Я прошелся бесстыдным взглядом по ее телу, очертания которого успешно скрывал мешковатый красный костюм, и внимательнее вгляделся в лицо. Девушка оказалась обладательницей такого типа красоты, который не привлекает внимание сразу, не застает врасплох. Кажется, ничего особо привлекательного нет в этом лице с тонкими чертами, но как гармонично сочетаются эти черты, как мило одна бровь приподнята выше другой, и сколько оттенков намешано в глазах, кажущихся на первый взгляд обычными голубыми. Будь у нее легкие светлые волосы, она бы сошла за типичную лирианку. Но волосы у нее тяжелые, прямые, длинные, и отливают рубином.
Я загляделся на девчонку, и это ее не на шутку встревожило.
Она нахмурила брови и, настороженно на меня таращась, спросила:
— Что это ты выглядываешь?
— Да так, присматриваюсь. Ты вроде ничего. Да, сойдет. Идем.
— Куда? — опешила девушка.
— Куда-нибудь в укромное место.
— Зачем?
Девица так забавно удивлялась, что мне даже расхотелось рушить ее влюбленность. Честное слово, иногда эти юные птенчики бывают очаровательны. А потом некоторые из них вырастают в хищных птиц вроде Ларии…
— Де-е-етка, не глупи. У нас был эо-ри, так что некоторое время мы будем связаны, а ощущения обострятся; в общем, нам будет хорошо вместе. Давай этим воспользуемся и как следует развлечемся. — Полюбовавшись на ее вытянувшееся лицо, я сделал контрольный выстрел: — Ты должна гордиться собой. Не каждый день звезда Союза предлагает себя ублажить. Кстати, я люблю доминировать и презираю всякие там нежности, мне нравится немножко боли — причинять, конечно. Не против пикантной боли?
Сказанного было достаточно, чтобы красноволосая оскорбилась, ужаснулась, разозлилась, или, напротив, расплакалась и убежала. Но девчонка осталась на месте, и мордашка ее стала задумчивой.
Перегнул? Она поняла, что разыгрывается спектакль? Задумчивости нам не надо. Желательно, чтобы она враз потеряла ко мне интерес, и, что тоже было бы очень желательно, навсегда.

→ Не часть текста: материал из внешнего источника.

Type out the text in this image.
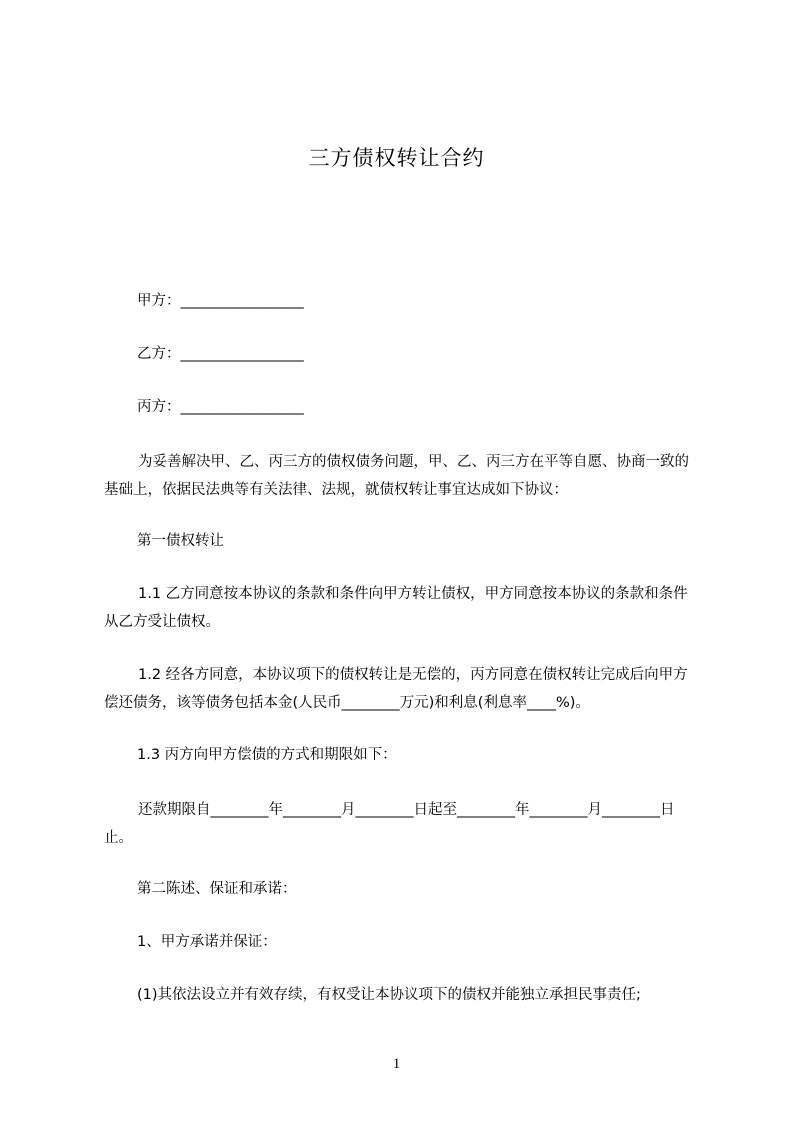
三方债权转让合约
甲方：_________________
乙方：_________________
丙方：_________________
为妥善解决甲、乙、丙三方的债权债务问题，甲、乙、丙三方在平等自愿、协商一致的基础上，依据民法典等有关法律、法规，就债权转让事宜达成如下协议：
第一债权转让
1.1 乙方同意按本协议的条款和条件向甲方转让债权，甲方同意按本协议的条款和条件从乙方受让债权。
1.2 经各方同意，本协议项下的债权转让是无偿的，丙方同意在债权转让完成后向甲方偿还债务，该等债务包括本金(人民币________万元)和利息(利息率____%)。
1.3 丙方向甲方偿债的方式和期限如下：
还款期限自________年________月________日起至________年________月________日止。
第二陈述、保证和承诺：
1、甲方承诺并保证：
(1)其依法设立并有效存续，有权受让本协议项下的债权并能独立承担民事责任;
1
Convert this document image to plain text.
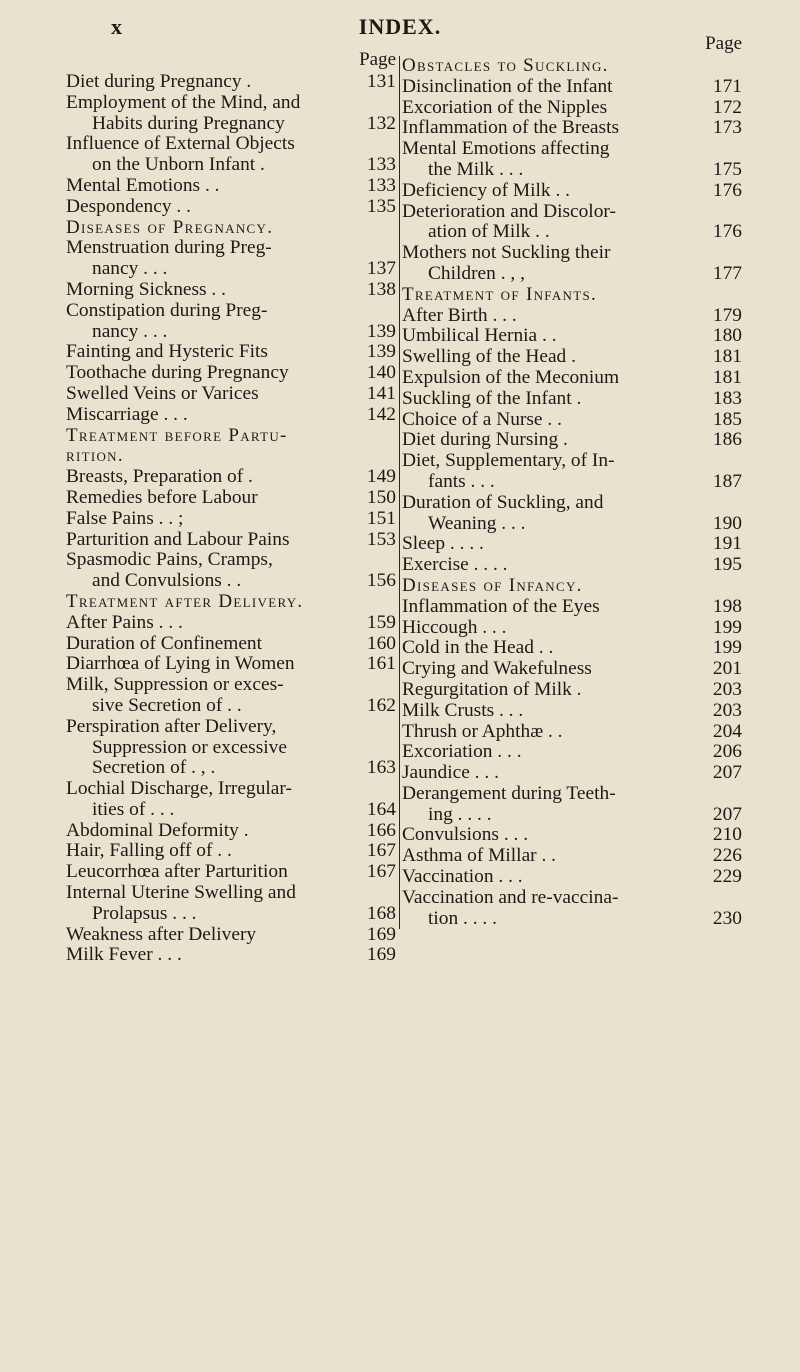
x	INDEX.
Page
Diet during Pregnancy .	131
Employment of the Mind, and
Habits during Pregnancy	132
Influence of External Objects
on the Unborn Infant .	133
Mental Emotions . .	133
Despondency . .	135
Diseases of Pregnancy.
Menstruation during Preg-
nancy . . .	137
Morning Sickness . .	138
Constipation during Preg-
nancy . . .	139
Fainting and Hysteric Fits	139
Toothache during Pregnancy	140
Swelled Veins or Varices	141
Miscarriage . . .	142
Treatment before Partu-
rition.
Breasts, Preparation of .	149
Remedies before Labour	150
False Pains . . ;	151
Parturition and Labour Pains	153
Spasmodic Pains, Cramps,
and Convulsions . .	156
Treatment after Delivery.
After Pains . . .	159
Duration of Confinement	160
Diarrhœa of Lying in Women	161
Milk, Suppression or exces-
sive Secretion of . .	162
Perspiration after Delivery,
Suppression or excessive
Secretion of . , .	163
Lochial Discharge, Irregular-
ities of . . .	164
Abdominal Deformity .	166
Hair, Falling off of . .	167
Leucorrhœa after Parturition	167
Internal Uterine Swelling and
Prolapsus . . .	168
Weakness after Delivery	169
Milk Fever . . .	169
Page
Obstacles to Suckling.
Disinclination of the Infant	171
Excoriation of the Nipples	172
Inflammation of the Breasts	173
Mental Emotions affecting
the Milk . . .	175
Deficiency of Milk . .	176
Deterioration and Discolor-
ation of Milk . .	176
Mothers not Suckling their
Children . , ,	177
Treatment of Infants.
After Birth . . .	179
Umbilical Hernia . .	180
Swelling of the Head .	181
Expulsion of the Meconium	181
Suckling of the Infant .	183
Choice of a Nurse . .	185
Diet during Nursing .	186
Diet, Supplementary, of In-
fants . . .	187
Duration of Suckling, and
Weaning . . .	190
Sleep . . . .	191
Exercise . . . .	195
Diseases of Infancy.
Inflammation of the Eyes	198
Hiccough . . .	199
Cold in the Head . .	199
Crying and Wakefulness	201
Regurgitation of Milk .	203
Milk Crusts . . .	203
Thrush or Aphthæ . .	204
Excoriation . . .	206
Jaundice . . .	207
Derangement during Teeth-
ing . . . .	207
Convulsions . . .	210
Asthma of Millar . .	226
Vaccination . . .	229
Vaccination and re-vaccina-
tion . . . .	230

Кажется, я и правда перегнул. Надо было все-таки взять в свое время пару уроков актерского мастерства.
Девчонка пришла к какому-то выводу и, обратив на меня серьезный взгляд сине-зеленых глаз, спросила твердо, строго, сухо, что никак не вязалось ни с ее видом, ни с ее недавней растерянностью:
— Что ты делаешь? Я же тебе не нужна. И все это тебе не нужно.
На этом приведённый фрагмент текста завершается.